You're beautiful. And he wants to talk to you... and pour his love on you...








Pray for celebrities. Pray for love encounters and lives changing and revival.

Demi, if you're out there reading this, know that Jesus wants to encounter you with a love you've never experienced before.
And it'll change you from the inside out...

Love you all,


[Hannah]

Sunday, June 5, 2011

Here is where the Journey has brought me

My confession is...


I live for him alone, nothing less but for something so much more.

I live not to condemn other people, but to encourage. I may convict, but I will never condemn those around me- only encourage them to have a stronger intimacy with God, so that their lives may be changed.
I have completely rid myself of things that may block my path or hurt my spiritual walk with God.

I want the love of God to pour onto other people as I live out my daily life serving him... It is an honor to be a servant of the most high and to live out the plan he has laid before me. I wouldn't be happier taking any other path, and I wouldn't be where this journey has brought me today.

I put others before me and I am not the selfish person I used to be.

I have esteemed myself in the Lord and he's given me the courage to press on.

I find my strength and identity not in this world, nor in those around me, but in him and only him.




misty edwards



At one point I was a spirit-filled, God chasing passionate seeker of Jesus. He came first in my life, But anytime I walked into a place of worship I felt so convicted. I felt so gross as if there was something blocking me. That there was some reason I wasn't advancing in the kingdom of God like I needed to and wanted to. There was some reason I always felt hurt and like nothing was right and would never be right.
Then something happened...

My thinking-
Changed.

And I had a place of intimacy...
with God.

I saw people differently
through the eyes of God himself it seemed.
I got his heart and mind.
Throwing everything else aside,
every worry, every pain, every sin
and he took me, as Grant Ross of Oneway said,
Twice the speed in half the time
as soon as that changed...
up to his throne,
into his intimacy...

Let this be a conviction, not a condemnation- To love Jesus with more passion today than yesterday... the true meaning of that... to have more of a desire to spend time with him today than you did yesterday, or an hour ago.

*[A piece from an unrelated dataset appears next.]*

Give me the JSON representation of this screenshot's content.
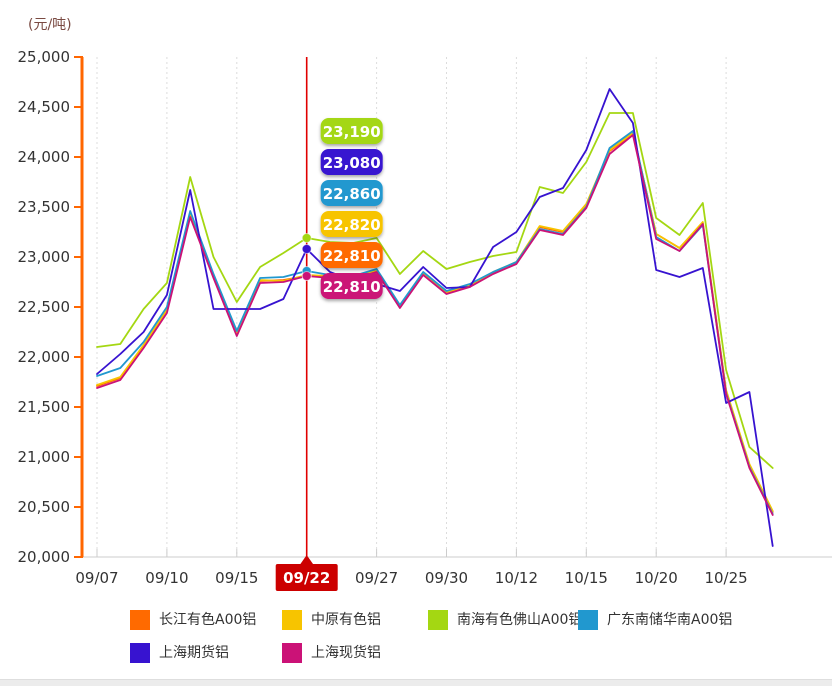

Live that lifestyle of radical intimacy. To get into that real intimate place with him and let him consume your life, thoughts, and heart... Not pain, sorrow, gossip or thoughts that the world tries to pervert us with. It will take sacrifice, but there is a point where he will really reveal that place to us, personally, individually, when we make the decision to renew our minds and truly come to a point where we change the way we think and think toward him more than we have before. He loves us and it's his desire to be intimate with us, he is not a dictator. Make the decision to establish a more intimate relationship with God and really change the way you think and see people. Get God's heart and it will change who you are.